If I would have any say, I few weeks would be tops.

WOAR's picture

It would only take 40 years, once someone figures out the artificial womb.

30 women in a vault x roughly 300 eggs per womb = 9000 people in 20 years. Split that in half, with 4500 being women, and you get to over 1 million people within 40 years.

"But that's silly," you say, "Where would they get the resources to raise over 1 million children for that long?"

To that I say "Didn't the government lose 6.2 trillion dollars somewhere?..."

RiverRoad's picture

And after years and years of using the sheeple countries of the world for target practice, we still can't hit a fly with a swatter.  Whatever would the Pentagon do if they didn't have Russia to rattle their sabres at?  Child's play.

johngaltfla's picture

It's not just Russia v NATO we have to worry about now:

The Japanese People Want a Harder Stance Towards China

There are war drums beating everywhere now.

sinbad2's picture

No the Japanese don't want a harder stance against their major trading partner. Trade with China has helped the Japanese economy quite a lot.

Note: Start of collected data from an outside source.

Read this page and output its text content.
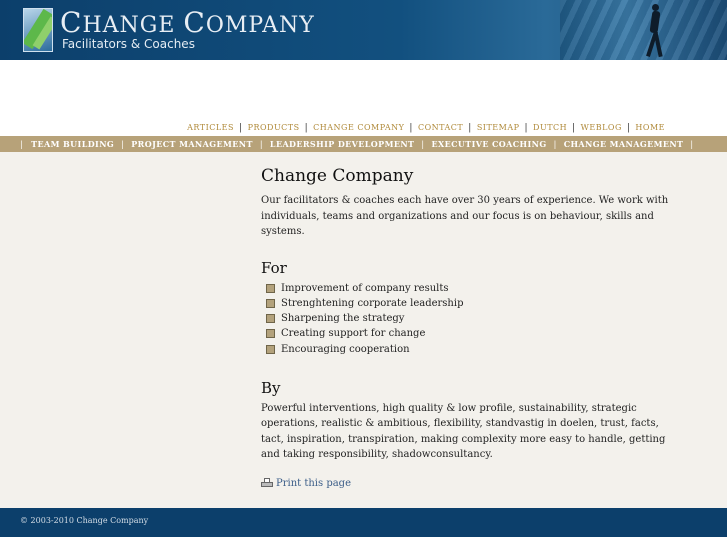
CHANGE COMPANY
Facilitators & Coaches
ARTICLES | PRODUCTS | CHANGE COMPANY | CONTACT | SITEMAP | DUTCH | WEBLOG | HOME
| TEAM BUILDING | PROJECT MANAGEMENT | LEADERSHIP DEVELOPMENT | EXECUTIVE COACHING | CHANGE MANAGEMENT |
Change Company

Our facilitators & coaches each have over 30 years of experience. We work with individuals, teams and organizations and our focus is on behaviour, skills and systems.

For
Improvement of company results
Strenghtening corporate leadership
Sharpening the strategy
Creating support for change
Encouraging cooperation
By

Powerful interventions, high quality & low profile, sustainability, strategic operations, realistic & ambitious, flexibility, standvastig in doelen, trust, facts, tact, inspiration, transpiration, making complexity more easy to handle, getting and taking responsibility, shadowconsultancy.

Print this page
© 2003-2010 Change Company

It's the US that wants a harder Japanese stance against China.

The US is pushing all its minions to start wars with Russia and China.

AGuy's picture

"The Japanese People Want a Harder Stance Towards China"

This is almost certainly propaganda so that the Gov't of Japan can take a more beligerent stance against China. That said, China is flexing its muscles in Asia, and is the process of switching from export Keynesium to Miltary Keynesium as it replaces weak export demand with Military production.


chunga's picture

I'm not positive but if I remember right I think he said he's moving back to Russia.

Idaho potato head's picture

If I were him I certainly wouldn't. I'd be living in the black sea with a boat docked somewhere on the Crimean penisula. eating shastlik and laughing with polite people.

Cynicles's picture

Any reason I cannot "share" this, no option exists?

Eugend66's picture

Dmitry wants people go visit his site, so you should just post some part you consider worthy and then the link to his article.

I learnt that on J Quinn`s site (FWIW).


SaracenSam's picture

To my knowledge he left a while ago. He sold all of his shit, bought a boat and now sails full time.